Nothing in the fridge looks like it’s worth the effort of eating, so he shuts the door (out of the corner of his eye, he sees Reese’s head jerk in an aborted turn) and heads for the phone instead.
“Francis?” he blurts when the phone is picked up, instead of something normal like hello. His voice sounds rusty, choked. He chalks it up to the vestiges of sleep still stuck in his larynx.
“Malcolm,” says Francis, blearily surprised. Malcolm imagines him rubbing his eyes on the other end of the phone line, dragging the hand down the rest of his face to his jawline, catching in the stubble there. “Shouldn’t you be in bed?”

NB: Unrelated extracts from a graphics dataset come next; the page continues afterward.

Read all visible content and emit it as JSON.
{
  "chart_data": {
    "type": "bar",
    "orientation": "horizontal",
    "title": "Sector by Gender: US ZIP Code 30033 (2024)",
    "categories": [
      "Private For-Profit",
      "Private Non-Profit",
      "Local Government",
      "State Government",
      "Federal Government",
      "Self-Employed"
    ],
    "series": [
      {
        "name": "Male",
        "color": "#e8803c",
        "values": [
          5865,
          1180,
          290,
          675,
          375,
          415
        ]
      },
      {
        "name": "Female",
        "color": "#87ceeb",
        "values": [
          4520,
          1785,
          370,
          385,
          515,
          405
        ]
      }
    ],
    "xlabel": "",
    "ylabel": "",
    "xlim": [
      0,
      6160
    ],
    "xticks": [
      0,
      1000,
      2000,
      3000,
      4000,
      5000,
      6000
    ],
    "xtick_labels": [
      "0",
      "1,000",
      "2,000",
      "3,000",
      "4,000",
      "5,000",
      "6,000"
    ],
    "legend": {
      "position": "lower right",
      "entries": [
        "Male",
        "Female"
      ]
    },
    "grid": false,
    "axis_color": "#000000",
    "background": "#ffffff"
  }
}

“I just woke up,” says Malcolm, then comes to a stop, feeling suddenly awkward. He doesn’t know what he’s supposed to say. He’s already heard the right words- his mom said them, if not easily, then at least fluidly- but somehow, coming from him, it feels wrong. Like it would cement the phrase into reality. Francis is silent, waiting, but Malcolm knows the pause won’t last much longer before he starts asking questions. Answering Francis seems strangely less bearable than just spitting it out.
His stomach twists just as the voice is reaching his throat, and the sentence he means to say turns into something else. “Stevie’s gonna die,” says Malcolm, and as he does he knows nothing he can do will make it less real.